A very happy Sunday to you and yours. First up in this week’s issue: A worthy entry into the world of restaurants, smart phones, GPS and social media. Next up, get access to all your music on all your devices. Then, which “room of change” do you find yourself in? Roy Peter Clark seduces us with the glories and wonders of grammar. This week’s referral: Blackbird Wine Shop. Check out the new “word of the week” feature in the right column. Forty years ago James Dickey opened Deliverance with this: “It unrolled slowly, forced to show its colors, curling and snapping back whenever one of us turned loose.”
Eats, Shoots, Shares | Foodspotting
This is no time to be a Luddite, friends. Too many groovy gizmos and apps out there. Foodspotting is part of the new wave of GPS based applications that uses your location to help you share and find people, places, a margherita pizza or a chourico and chips sandwich. You first allow Foodspotting to determine where you are, then click on find to get a list of nearby eateries, with photos of drinks and food, or spot to shoot and add a photo to the Foodspotting universe. Very nice!
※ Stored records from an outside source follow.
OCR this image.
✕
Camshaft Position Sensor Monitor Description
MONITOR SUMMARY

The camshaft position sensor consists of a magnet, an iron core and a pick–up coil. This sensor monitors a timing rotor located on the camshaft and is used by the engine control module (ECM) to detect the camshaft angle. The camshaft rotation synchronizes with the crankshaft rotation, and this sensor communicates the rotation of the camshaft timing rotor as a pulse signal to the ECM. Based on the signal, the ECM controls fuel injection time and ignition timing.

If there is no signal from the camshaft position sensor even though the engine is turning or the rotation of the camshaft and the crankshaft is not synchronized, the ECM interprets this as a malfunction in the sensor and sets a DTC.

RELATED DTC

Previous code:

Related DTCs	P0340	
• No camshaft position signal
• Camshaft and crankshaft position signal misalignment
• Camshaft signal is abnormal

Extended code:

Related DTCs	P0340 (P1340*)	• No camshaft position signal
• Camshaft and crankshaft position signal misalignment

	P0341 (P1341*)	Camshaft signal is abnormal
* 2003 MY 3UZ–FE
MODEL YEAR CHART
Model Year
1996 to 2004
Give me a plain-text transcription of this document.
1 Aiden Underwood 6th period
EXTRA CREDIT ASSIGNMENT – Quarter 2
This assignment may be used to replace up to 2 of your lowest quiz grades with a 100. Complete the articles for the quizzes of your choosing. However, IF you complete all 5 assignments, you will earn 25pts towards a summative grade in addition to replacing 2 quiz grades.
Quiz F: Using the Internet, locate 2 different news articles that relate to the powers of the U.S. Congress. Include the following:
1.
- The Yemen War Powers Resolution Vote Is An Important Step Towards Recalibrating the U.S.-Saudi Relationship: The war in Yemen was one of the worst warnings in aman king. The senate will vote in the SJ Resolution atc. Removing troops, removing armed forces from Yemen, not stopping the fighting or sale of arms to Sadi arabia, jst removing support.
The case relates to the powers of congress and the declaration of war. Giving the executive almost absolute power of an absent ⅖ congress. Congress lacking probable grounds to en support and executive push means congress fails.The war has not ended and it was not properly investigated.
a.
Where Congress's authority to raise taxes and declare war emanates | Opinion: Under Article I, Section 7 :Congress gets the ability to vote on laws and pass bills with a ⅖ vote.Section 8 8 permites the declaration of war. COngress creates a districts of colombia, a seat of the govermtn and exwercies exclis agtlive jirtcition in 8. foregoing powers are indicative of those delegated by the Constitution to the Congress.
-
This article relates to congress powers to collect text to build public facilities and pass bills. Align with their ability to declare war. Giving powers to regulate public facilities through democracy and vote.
Life Without Cables | Libox
Automatically sync your entire media library across all your devices? Without cables? For free? What is this world coming to? Here is the simple explanation. Libox turns your computer into a server. Once you download Libox to all your devices – iPhone, Droid, iPad, laptop, desktop, etc., every device has access to your music, video or photo library. One caveat: your computer (your server) must be on for this to work. So if you’re trying to share this campy Windmills of Your Mind by Dusty Springfield, at a dinner party, leave your computer on before you leave the house. Visit Libox.
Sun Lounge or Pit of Paralysis? | The Four-Roomed Apartment of Change
Oh, how I love this. Developed by Swedish psychologist, Claes F. Janssen, The Four Rooms of Change is a psychological theory. “In all change,” writes Janssesn, “we move from a Contentment, which is lost, via a period in Denial, which is a defense of the old, through Confusion, which ends when we give up whatever it is of the old that had to be given up. The giving up is the turning point, making us open to the possibilities, the new, whereby we move on to Renewal.” The graphic you see above is a tarted up version of the Jannsen original which you can see here. I URGE you to take a look. Wicked good!
Angle Face | Roy Peter Clark: The Glamour of Grammar
Will someone please designate Roy Peter Clark a National Treasure? A senior scholar at the Poynter Institute for journalism, Mr. Clark authors the most beautiful books on writing. The Glamour of Grammar is his latest, and I’m hooked. In a delightful passage on the word spell, he weaves a little spell from his boyhood. “I felt the first tremors of manhood most powerfully in the presence of a local teenage girl nicknamed Angel Face. She even had Angel Face stitched across the back of her leather jacket.” But whoops! Roy Clark’s mother burst his bubble: “Take another look buster. Her jacket says, ANGLE FACE.” For young Roy, it was the day that love died. Do you all spot the adverb? (Apologies to RPC for paraphrasing the quote.)
Moore Music & Wine Please | A Night to Remember at the Blackbird Wine Shop
It happened one week ago tonight. I was transported straight into the heart of Glen Moore’s world and what an evocative and ephemeral world it was. All thanks to some terrific advance work by my good friend EM. Mercy me, this music was so, so gorgeous. Just downright sick. It happened because of BlackBird, my local wine shop. BlackBird has opted to support the arts and they do it in style. They brought in the Glen Moore Trio. Moore is the bassist for the legendary jazz ensemble Oregon. Mr. Moore led his trio, Dan Gaynor on piano and Gary Hobbs on drums, through two killer sets. Glen Moore was charming and brilliant, the folks at Blackbird were great hosts. Kudos to you, BlackBird and thanks a million to EM! I’ll be back.